The Cardinals play the Giants on Sunday, and their quarterbacks have been sacked an average of 2.8 times per game in 2020, one of the highest rates in the NFL.

The Cardinals' sack leader is Haason Reddick, who has five on the year, but he has zero sacks and no quarterback hits since Week 7. Markus Golden has one in five games since being acquired via trade from the Giants.

Phillips had 9½ sacks last season for the Bills and represents the best chance at getting a consistent interior push if he can return this week.

 "He's a guy we'd love to get back in the mix as an impact player for us when he's on the field," Kingsbury said. "We're going to ease him back in and see how this week goes."


Kingsbury said safety Jalen Thompson (ankle) won't play against the Giants. He has been out since aggravating the injury in Week 11 against the Seahawks.

Linebacker De'Vondre Campbell (ankle) missed practice on Wednesday, as did cornerback Johnathan Joseph (neck), defensive tackle Domata Peko (knee), safety Charles Washington (groin) and wide receiver DeAndre Hopkins (maintenance day).

Fotu (hip/ankle) and Lawrence were limited.

The Giants didn't practice on Wednesday, but if they did, quarterback Daniel Jones (hamstring) would have been limited. He missed last week's win over the Seahawks.

Defensive back Darnay Holmes (knee) also would have been limited, while linebacker Blake Martinez (back), tackle Matt Peart (ankle) and defensive back Madre Harper (knee) wouldn't have practiced.


Tight end Dan Arnold only played nine snaps on Sunday against the Rams, a season-low. In that time, he caught two passes for a season-high 61 yards and two touchdowns.

Arnold had the early 59-yard score when he broke wide open as three defenders tracked DeAndre Hopkins. He added a two-yard touchdown late in the fourth quarter.

"Our offense, we can do a lot of different things and make an adjustment on the fly," Arnold said. "It gives us the freedom to put athletes in space.
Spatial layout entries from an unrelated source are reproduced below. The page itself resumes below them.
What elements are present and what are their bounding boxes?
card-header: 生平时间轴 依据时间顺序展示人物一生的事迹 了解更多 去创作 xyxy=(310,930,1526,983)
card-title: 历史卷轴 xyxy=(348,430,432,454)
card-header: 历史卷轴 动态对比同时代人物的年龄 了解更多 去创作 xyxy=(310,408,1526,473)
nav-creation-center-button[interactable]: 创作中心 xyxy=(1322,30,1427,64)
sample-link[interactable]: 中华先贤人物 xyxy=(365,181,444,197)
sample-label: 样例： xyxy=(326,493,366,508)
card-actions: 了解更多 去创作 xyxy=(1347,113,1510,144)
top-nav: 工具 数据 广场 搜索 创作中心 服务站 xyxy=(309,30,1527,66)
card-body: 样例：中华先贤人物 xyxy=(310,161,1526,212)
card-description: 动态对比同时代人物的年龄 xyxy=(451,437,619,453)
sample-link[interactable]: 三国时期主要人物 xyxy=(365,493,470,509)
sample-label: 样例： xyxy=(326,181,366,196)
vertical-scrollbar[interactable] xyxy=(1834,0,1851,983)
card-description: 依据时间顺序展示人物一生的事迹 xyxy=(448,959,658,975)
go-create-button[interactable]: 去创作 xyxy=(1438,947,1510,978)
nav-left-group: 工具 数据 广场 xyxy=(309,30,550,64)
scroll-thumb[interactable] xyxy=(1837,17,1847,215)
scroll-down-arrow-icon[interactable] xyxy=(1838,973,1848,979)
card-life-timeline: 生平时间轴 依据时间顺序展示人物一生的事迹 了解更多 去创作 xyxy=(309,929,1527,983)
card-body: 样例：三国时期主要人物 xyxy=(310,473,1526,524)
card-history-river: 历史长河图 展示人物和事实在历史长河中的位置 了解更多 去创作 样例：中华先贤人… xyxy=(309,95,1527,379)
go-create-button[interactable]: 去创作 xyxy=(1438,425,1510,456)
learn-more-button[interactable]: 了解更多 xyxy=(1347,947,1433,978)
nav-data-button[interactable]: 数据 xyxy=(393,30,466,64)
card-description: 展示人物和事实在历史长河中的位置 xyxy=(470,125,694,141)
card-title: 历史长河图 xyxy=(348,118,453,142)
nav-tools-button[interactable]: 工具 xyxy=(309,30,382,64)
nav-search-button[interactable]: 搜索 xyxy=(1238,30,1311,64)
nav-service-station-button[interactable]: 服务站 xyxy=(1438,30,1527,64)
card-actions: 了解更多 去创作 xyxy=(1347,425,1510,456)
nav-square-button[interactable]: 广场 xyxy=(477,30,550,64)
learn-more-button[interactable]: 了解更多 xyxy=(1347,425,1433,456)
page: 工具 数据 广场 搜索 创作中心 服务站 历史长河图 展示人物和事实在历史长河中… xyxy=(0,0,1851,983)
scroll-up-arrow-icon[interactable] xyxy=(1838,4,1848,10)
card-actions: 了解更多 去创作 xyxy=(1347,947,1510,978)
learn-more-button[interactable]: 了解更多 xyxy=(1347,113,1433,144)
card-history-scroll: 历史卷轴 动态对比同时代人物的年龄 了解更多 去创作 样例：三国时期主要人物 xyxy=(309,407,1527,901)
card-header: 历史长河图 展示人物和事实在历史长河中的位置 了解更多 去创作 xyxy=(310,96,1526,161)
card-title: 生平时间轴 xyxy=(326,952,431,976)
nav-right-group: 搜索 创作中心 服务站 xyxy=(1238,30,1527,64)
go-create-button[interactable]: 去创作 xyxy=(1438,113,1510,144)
At the end of the day, the only thing you think about is, 'I'm on the field for this play and I'm going to make the best of it.' That's all I can control and that's all I'm going to think about."

Kingsbury said Arnold played less because the Cardinals went to their two-minute offense, which featured four wide receivers and no tight end.

"He did a nice job maximizing his snaps," Kingsbury said.